Shepack argued that there is evidence that education and entertainment reduce violence and help incarcerated people re-enter society. He said it also helps create a situation on the inside that more closely mirrors what it’s like on the outside, which can reduce recidivism and help people re-enter society.

Boycott for services
Jodi Hocking, executive director of prisoner advocacy group Return Strong!, said there have been numerous issues with communication services including that free phone calls offered once a day are limited to three minutes, classes through the tablets do not count for higher education credit, blocks on calls with people who use AT&T as their phone carrier and there can’t be grievances filed via the tablets. The tablets themselves, she added, are “junk.” Headphones given with the tablets break constantly and some units are missing chargers, she said.
The proverbial straw that broke the camel’s back, Hocking said, was blurring out everything but a person’s face during a video call.
“That’s not a video visit,” she noted, pointing out that not allowing people to have full interactions with their kids or loved ones affects not only those who are incarcerated but also their loved ones.
She’s helping launch a weekly communications blackout starting March 4 as a way to protest current offerings.
“If some of these problems start getting resolved, people — either ViaPath, NDOC, the state, the finance committee — whoever comes to the table and wants to have discussions about what is really going on and what is really happening to all of us, then great,” she said. “Then we can hopefully move forward. If not, we will continue to escalate.”
Charmaine Simmons, who lives in Texas, said she loves video visits because it’s difficult to find the time and money to visit her son, who has been incarcerated in Nevada for 19 years.
Through video call, Simmons has been able to show her son her home and even take him to football games alongside her. Though the ways to stay in touch increased with the introduction of tablets, Simmons said that the background-blurring has radically changed the experience.
She added that at 20 cents to send a picture and 60 cents to send a video, only to have it be redacted without explanation or a refund, is also frustrating.
“We’re already paying a price,” she said. “Some guys don’t even be on the tablets like that anymore because they’re charging too much just to browse to find something that they want to see. And it’s just ridiculous.”
Robert Jackson, who is incarcerated at the Southern Desert Correctional Center, added that the costs can be crippling — with one of his friends spending $165 on phone calls in a month alone — and force those in correctional facilities to choose between buying food and toiletries at the canteen and talking to their family or loved ones.
Other prison systems, Jackson noted, have more consumer-friendly practices.

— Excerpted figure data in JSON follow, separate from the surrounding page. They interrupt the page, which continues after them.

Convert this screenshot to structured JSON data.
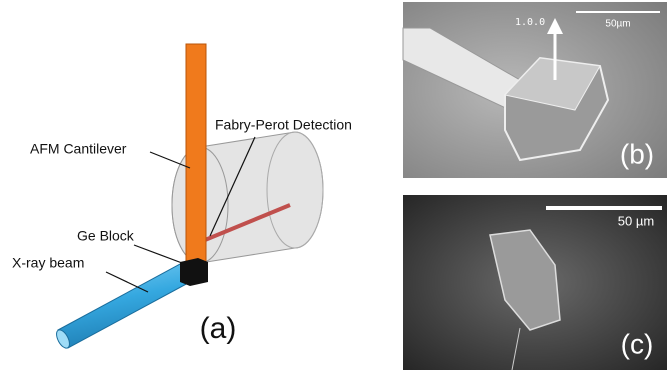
{
  "panel_a": {
    "labels": {
      "cantilever": "AFM Cantilever",
      "detection": "Fabry-Perot Detection",
      "block": "Ge Block",
      "beam": "X-ray beam"
    },
    "caption": "(a)"
  },
  "panel_b": {
    "direction": "1.0.0",
    "scale_bar": "50µm",
    "caption": "(b)"
  },
  "panel_c": {
    "scale_bar": "50 µm",
    "caption": "(c)"
  }
}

State lawmakers in Virginia, which is subject to the same master agreement with ViaPath as Nevada, passed a bill forcing contractors to offer the lowest possible rates for phone and video calls. Though the bill did not cover entertainment, a finalized contract sets rates much lower than those in Nevada and offers many subscription types and bulk-minute purchasing.
There are rehabilitative and behavioral benefits to the tablets, Jackson said. There’s a meditation app that allows people to meditate, but while other systems make these types of apps free, Nevada doesn’t have that.
“It just seems like a double standard,” Jackson said. “You think that if a contract exists, that contract has to be abided by and when it's not … you wonder, where's the oversight.”